I shook my head hard, tears slipping down my cheeks unchecked. He didn’t understand. He couldn’t.

The worst part wasn’t losing Cole. The worst part was knowing I’d earned it. I forced out a single, wrecked sentence. “I ruined everything.”

“Phoenix, wait—hold on— We have a room for you. There's loads of space.”

But I was already pulling away, stumbling to my feet. I pushed the envelope at him. “I’m sorry,” I choked, backing toward the lobby doors. “I just—I’m sorry.” I didn’t wait for him to stop me. I didn’t look back.

I ran.

Through the lobby, past the glass doors, into the freezing air that sliced at my lungs. I ran until my chest burned and my legs shook, until the world blurred and my breath came out in broken gasps.

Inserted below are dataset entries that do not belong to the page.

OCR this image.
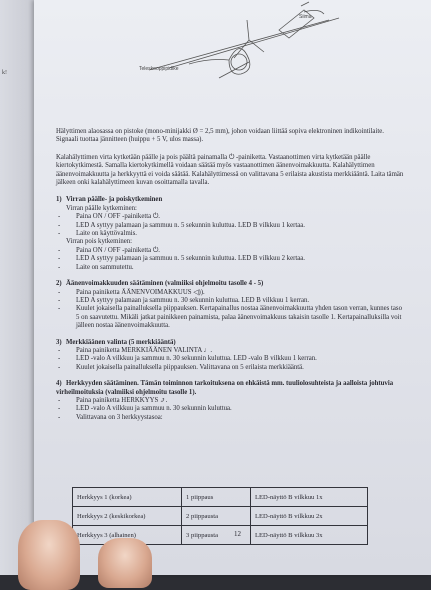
k!
Siima
Teleskooppipidike

Hälyttimen alaosassa on pistoke (mono-minijakki Ø = 2,5 mm), johon voidaan liittää sopiva elektroninen indikointilaite. Signaali tuottaa jännitteen (huippu + 5 V, ulos massa).

Kalahälyttimen virta kytketään päälle ja pois päältä painamalla ⏻ -painiketta. Vastaanottimen virta kytketään päälle kiertokytkimestä. Samalla kiertokytkimellä voidaan säätää myös vastaanottimen äänenvoimakkuutta. Kalahälyttimen äänenvoimakkuutta ja herkkyyttä ei voida säätää. Kalahälyttimessä on valittavana 5 erilaista akustista merkkiääntä. Laita tämän jälkeen onki kalahälyttimeen kuvan osoittamalla tavalla.

1) Virran päälle- ja poiskytkeminen
Virran päälle kytkeminen:
- Paina ON / OFF -painiketta ⏻.
- LED A syttyy palamaan ja sammuu n. 5 sekunnin kuluttua. LED B vilkkuu 1 kertaa.
- Laite on käyttövalmis.
Virran pois kytkeminen:
- Paina ON / OFF -painiketta ⏻.
- LED A syttyy palamaan ja sammuu n. 5 sekunnin kuluttua. LED B vilkkuu 2 kertaa.
- Laite on sammutettu.
2) Äänenvoimakkuuden säätäminen (valmiiksi ohjelmoitu tasolle 4 - 5)
- Paina painiketta ÄÄNENVOIMAKKUUS ◁)).
- LED A syttyy palamaan ja sammuu n. 30 sekunnin kuluttua. LED B vilkkuu 1 kerran.
- Kuulet jokaisella painalluksella piippauksen. Kertapainallus nostaa äänenvoimakkuutta yhden tason verran, kunnes taso 5 on saavutettu. Mikäli jatkat painikkeen painamista, palaa äänenvoimakkuus takaisin tasolle 1. Kertapainalluksilla voit jälleen nostaa äänenvoimakkuutta.
3) Merkkiäänen valinta (5 merkkiääntä)
- Paina painiketta MERKKIÄÄNEN VALINTA ♩.
- LED -valo A vilkkuu ja sammuu n. 30 sekunnin kuluttua. LED -valo B vilkkuu 1 kerran.
- Kuulet jokaisella painalluksella piippauksen. Valittavana on 5 erilaista merkkiääntä.
4) Herkkyyden säätäminen. Tämän toiminnon tarkoituksena on ehkäistä mm. tuuliolosuhteista ja aalloista johtuvia virheilmoituksia (valmiiksi ohjelmoitu tasolle 1).
- Paina painiketta HERKKYYS ⤴.
- LED -valo A vilkkuu ja sammuu n. 30 sekunnin kuluttua.
- Valittavana on 3 herkkyystasoa:
Herkkyys 1 (korkea)	1 piippaus	LED-näyttö B vilkkuu 1x
Herkkyys 2 (keskikorkea)	2 piippausta	LED-näyttö B vilkkuu 2x
Herkkyys 3 (alhainen)	3 piippausta	LED-näyttö B vilkkuu 3x
12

The money was gone. Ricky was safe. But none of it mattered in the end because I had traded the only good thing I had for a threat that never should have touched me in the first place.

And now I had nothing.

Not Cole.

Just the knowledge that I had destroyed us before we ever truly began.

I didn’t know I’d walked to Ignatius’s neighborhood until I got there. I didn’t remember crossing half the city. All I knew was that my feet hurt, my fingers were numb, and when I finally looked up, the house in front of me was Ignatius’s—dark stone, sharp lines, the kind of place that looked carved out of old power. The porch light glowed faintly, like it had been left on for someone else entirely.

I didn’t belong here, but my body moved anyway through the open gate, carrying me up the steps before I fully understood where I was. My hand lifted and knocked once, twice, without permission from my brain. The door opened almost immediately.

Ignatius stoodthere in a charcoal coat, a suitcase at his side. Doryu was behind him, adjusting a scarf, both men mid-conversation—until they saw me.

“Phoenix?” Ignatius’s voice dropped, not in anger but in that razor-edged concern he used almost as if I was bleeding. Which I was.

Doryu stepped closer. “You’re shaking. Come inside before you fall over.”

“I—I’m fine,” I lied, badly. My teeth were chattering. “I just—didn’t know where else to go.”

Ignatius simply reached out and steadied me by the shoulders. “Tell me what happened.”

The moment he touched me, everything that had been holding me upright crumbled. The story cracked out of me in broken pieces—Cole finding the envelope, his face when he saw the money, the way he told me to leave, how I ran to the Avalon and gave the cash to Ricky, only to learn Ricky never needed protection in the first place.

“And the man who gave you this money?” Ignatius asked, voice eerily calm.

“He said he worked for—” My breath hitched. “For Cole’s father.” I paused. Or had he?

Ignatius’s expression sharpened instantly, gaze slicing through the air like a blade. “No,” he said flatly. “Absolutely not.”

I blinked. “What?”

“I said no,” he repeated, as if the idea itself insulted him. “Wells may be many things—cowardly, cruel, obsessed with control—but he is not subtle. If he wanted to ruin Cole or manipulate him, he’d do it openly or through lawyers he owns, not by hiring some stranger to bribe the man Cole is sleeping with. He would make you disappear, not encourage you to stay.”

Doryu nodded thoughtfully. “He also wouldn’t risk leaving a trail that implicates him in blackmail. If he wanted information, he’d extract it through intimidation, not money.”

“So—so you don’t think…” I swallowed hard. “You don’t think this man works for him?”

Ignatius let out a sharp, soundless breath—not quite a laugh, not quite a growl. “Phoenix, if Wells really knew who you were to Cole, he’d have buried you, not shoved cash into your hand and told you to spy. Wells is many terrible things, but he is predictable.” His eyes narrowed. “This man is not him. This was someone else’s game.”

“That doesn’t make it better,” I whispered.

“No,” Ignatius said. “It makes it far more concerning.”